IT Managers, What's In Your Dumpster?

Never mind what's in your wallet. What's in your Dumpster? If you're among the 15% of IT managers interviewed by Osterman Research, electronic waste is sitting there.

Kevin Ferguson, Contributor

March 12, 2009

2 Min Read

Never mind what's in your wallet. What's in your Dumpster? If you're among the 15% of IT managers interviewed by Osterman Research, electronic waste is sitting there.Depending on your state's laws, that may or may not be illegal. And depending on what you're dumping, whether old CRTs or hard-disk drives, it may or may not be a security threat. What we can surmise from the report is that it was all done intentionally: 100% of respondents answered, "yes," when asked: "Are you knowledgeable about your organization's e-waste policies and practices? By 'e-waste,' we mean end-of-life IT assets such as computers, servers and other equipment that is no longer required." The report, 2009 Converge IT Asset Disposition (ITAD) Trends Report, was conducted by Osterman for Converge of Peabody, Mass.

Among those that do recycle their electronic waste, IT managers are more concerned about data leakage than, say, industrial solvent leakage: 41.8% said they were motivated to recycle by a "concern about data security breaches from IT assets released from our organization." Just over 25% had green motives.

That attitude might change in Wisconsin if Wisconsin State Sen. Mark Miller has his way. Miller re-introduced Senate Bill 107, based off a similar law in Minnesota, on Tuesday requiring consumer electronics manufacturers to take them off consumers' hands to ensure they will be recycled instead of shoved in a landfill. Miller has sponsored similar e-waste legislation every year since 2005; it has consistently failed.

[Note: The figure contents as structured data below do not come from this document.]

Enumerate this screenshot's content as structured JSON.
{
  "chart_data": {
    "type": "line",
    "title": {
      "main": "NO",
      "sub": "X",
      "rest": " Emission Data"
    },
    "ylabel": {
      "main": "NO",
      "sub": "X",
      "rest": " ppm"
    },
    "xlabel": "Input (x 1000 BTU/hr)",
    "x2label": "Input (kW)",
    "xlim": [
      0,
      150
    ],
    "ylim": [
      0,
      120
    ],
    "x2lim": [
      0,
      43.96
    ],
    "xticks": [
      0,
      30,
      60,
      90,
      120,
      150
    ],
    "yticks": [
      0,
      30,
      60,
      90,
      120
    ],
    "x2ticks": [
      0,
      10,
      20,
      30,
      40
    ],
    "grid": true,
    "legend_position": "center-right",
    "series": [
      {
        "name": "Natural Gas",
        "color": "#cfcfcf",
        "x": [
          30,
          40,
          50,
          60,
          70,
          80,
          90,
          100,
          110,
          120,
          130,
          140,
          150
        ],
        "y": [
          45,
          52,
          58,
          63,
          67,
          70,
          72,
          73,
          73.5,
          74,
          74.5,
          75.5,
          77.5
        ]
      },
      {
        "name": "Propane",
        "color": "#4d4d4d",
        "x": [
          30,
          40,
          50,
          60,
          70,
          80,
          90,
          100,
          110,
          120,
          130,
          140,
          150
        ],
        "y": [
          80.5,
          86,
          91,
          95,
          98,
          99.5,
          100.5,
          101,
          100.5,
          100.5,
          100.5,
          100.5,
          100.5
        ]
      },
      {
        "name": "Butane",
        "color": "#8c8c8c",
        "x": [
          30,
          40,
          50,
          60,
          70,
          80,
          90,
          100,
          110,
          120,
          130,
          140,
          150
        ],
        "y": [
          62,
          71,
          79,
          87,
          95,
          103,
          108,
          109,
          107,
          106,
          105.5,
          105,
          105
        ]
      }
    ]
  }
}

Of course, saving a computer or television from the municipal landfill isn't a guarantee that it won't later be taking the Big Dirt Nap. As we have seen, recycled TVs and PCs often end up in landfills in poor countries, under suspect circumstances -- for example, their components were intentionally mislabeled as nontoxic or they were shipped off as "used" and intended for resale when, in fact, they were going to the scrap heap. A just-released European Union report, Waste without borders in the EU? Transboundary shipments of waste, outlines the problem in EU states.